Of course we recommend all those who have the not so professional Facebook and Twitter accounts to set them on private or to simply take down all unsavoury content. You don’t want a potential employer to stumble upon your last night out, where you may have had one too many or just got caught on camera being silly.
But what you absolutely want a potential employer to find is your LinkedIn account, the professional you. It’s simple, the layout is already provided, so you needn’t worry, it has a free package on offer, and the amount of content you can add is limitless. Which is all well and good, but you need to make sure that you use your LinkedIn profile properly.
You need to make its eye catching, draws them in, and makes them want to know more about you. Don’t bore them with content stuffers.
This is where we come in, we are here to help you make your LinkedIn profile shine brighter than anyone else’s.
So keep reading….. It gets better.
First off the most critical parts of your LinkedIn profile is the:
Headline: This is right beside your profile picture and states what you are currently doing or have most recently done in terms of employment.
This is where a potential employer will be looking for particular ‘keywords’ So don’t leave this blank, you can make your headline more attractive with Keywords that describe your skills and experience. Keep it short, keep it relevant.
Note: If you are applying for a job and have the job description why not find out exactly what they are looking for and paste it into an app called Wordle, which gives you the keywords of a particular text, then you can tweak your LinkedIn profile so that when they come looking your LinkedIn profile is ready and has what they want.
Summery: Here is your chance to sell your skills in 250 – 300 characters ( with spaces) you can write more, but the point is, you want to say little but reveal a lot. Here is where you tell them, what it is about you that they can’t go on without, that you would be an asset to their organisation, and that hiring you would be the best thing they ever did. You can say what you are looking for and what you can offer them – the employer
Experience: This is where it starts to look more CV like, in where you list off where you have worked and what you have done. But what you want to do is write it in such a way, with keywords, that grabs the employer’s eye, and makes them think; yes this is the one for me.
- Don’t say you developed your ‘’Computer skills’’
- Do say developed skills in Microsoft Office. This shows where and what computer skills you have developed.
Job Coconut Tips:
- Make sure your LinkedIn profile picture is professional. No employer wants to see a picture of you at the beach or on a night out. Preferably one with you dressed professionally, well groomed and clean shaven.
- Ask current/former employers or colleagues for an online reference and to endorse you. Employers will then see how other employers and colleagues have rated your performance.
- Have connections, as potential employers would find it odd if you are not connected to others. BUT make sure they are relevant connections; don’t just connect with anybody and everybody.
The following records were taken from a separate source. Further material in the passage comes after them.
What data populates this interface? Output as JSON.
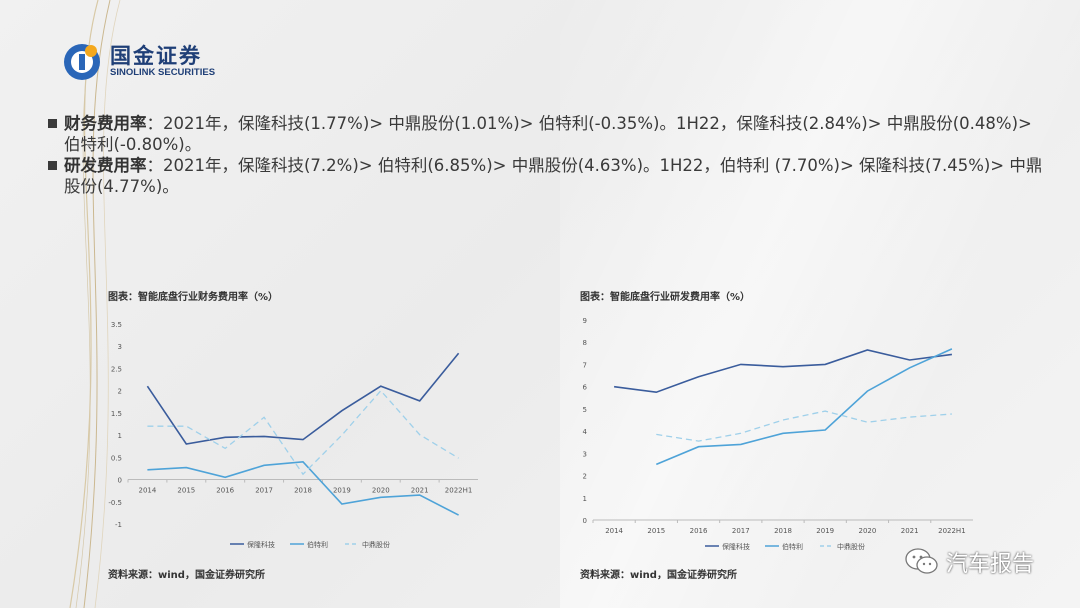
{
  "logo": {
    "name_cn": "国金证券",
    "name_en": "SINOLINK SECURITIES"
  },
  "bullets": [
    {
      "label": "财务费用率",
      "text": "：2021年，保隆科技(1.77%)> 中鼎股份(1.01%)> 伯特利(-0.35%)。1H22，保隆科技(2.84%)> 中鼎股份(0.48%)> 伯特利(-0.80%)。"
    },
    {
      "label": "研发费用率",
      "text": "：2021年，保隆科技(7.2%)> 伯特利(6.85%)> 中鼎股份(4.63%)。1H22，伯特利 (7.70%)> 保隆科技(7.45%)> 中鼎股份(4.77%)。"
    }
  ],
  "left_chart": {
    "title": "图表：智能底盘行业财务费用率（%）",
    "source": "资料来源：wind，国金证券研究所"
  },
  "right_chart": {
    "title": "图表：智能底盘行业研发费用率（%）",
    "source": "资料来源：wind，国金证券研究所"
  },
  "watermark": {
    "text": "汽车报告"
  },
  "colors": {
    "series1": "#3a5c9c",
    "series2": "#4ea3d8",
    "series3": "#9fd0ea",
    "brand": "#1f3f77"
  },
  "chart_data": [
    {
      "type": "line",
      "title": "图表：智能底盘行业财务费用率（%）",
      "categories": [
        "2014",
        "2015",
        "2016",
        "2017",
        "2018",
        "2019",
        "2020",
        "2021",
        "2022H1"
      ],
      "ylim": [
        -1,
        3.5
      ],
      "yticks": [
        "-1",
        "-0.5",
        "0",
        "0.5",
        "1",
        "1.5",
        "2",
        "2.5",
        "3",
        "3.5"
      ],
      "legend_position": "bottom",
      "series": [
        {
          "name": "保隆科技",
          "style": "solid",
          "color": "#3a5c9c",
          "values": [
            2.1,
            0.8,
            0.95,
            0.97,
            0.9,
            1.55,
            2.1,
            1.77,
            2.84
          ]
        },
        {
          "name": "伯特利",
          "style": "solid",
          "color": "#4ea3d8",
          "values": [
            0.22,
            0.27,
            0.05,
            0.32,
            0.4,
            -0.55,
            -0.4,
            -0.35,
            -0.8
          ]
        },
        {
          "name": "中鼎股份",
          "style": "dashed",
          "color": "#9fd0ea",
          "values": [
            1.2,
            1.2,
            0.7,
            1.4,
            0.12,
            1.0,
            2.0,
            1.01,
            0.48
          ]
        }
      ]
    },
    {
      "type": "line",
      "title": "图表：智能底盘行业研发费用率（%）",
      "categories": [
        "2014",
        "2015",
        "2016",
        "2017",
        "2018",
        "2019",
        "2020",
        "2021",
        "2022H1"
      ],
      "ylim": [
        0,
        9
      ],
      "yticks": [
        "0",
        "1",
        "2",
        "3",
        "4",
        "5",
        "6",
        "7",
        "8",
        "9"
      ],
      "legend_position": "bottom",
      "series": [
        {
          "name": "保隆科技",
          "style": "solid",
          "color": "#3a5c9c",
          "values": [
            6.0,
            5.75,
            6.45,
            7.0,
            6.9,
            7.0,
            7.65,
            7.2,
            7.45
          ]
        },
        {
          "name": "伯特利",
          "style": "solid",
          "color": "#4ea3d8",
          "values": [
            null,
            2.5,
            3.3,
            3.4,
            3.9,
            4.05,
            5.8,
            6.85,
            7.7
          ]
        },
        {
          "name": "中鼎股份",
          "style": "dashed",
          "color": "#9fd0ea",
          "values": [
            null,
            3.85,
            3.55,
            3.9,
            4.5,
            4.9,
            4.4,
            4.63,
            4.77
          ]
        }
      ]
    }
  ]
}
- We all know that images get a better response, because a picture says a thousand words, and catches people’s eye as they are scrolling, so perhaps think about embedding the odd picture in, not many perhaps 1 or 2 max.
- If you’re out of work, don’t just say you're ‘’unemployed’’ or Seeking new job opportunities’’, we recommend saying what industry you are interested in.
For example: '’Engineer currently seeking job opportunities’’
With this, the recruiter/employer see’s what industry you are qualified for and doesn’t have to crawl through your LinkedIn profile, slowly but surely losing interest.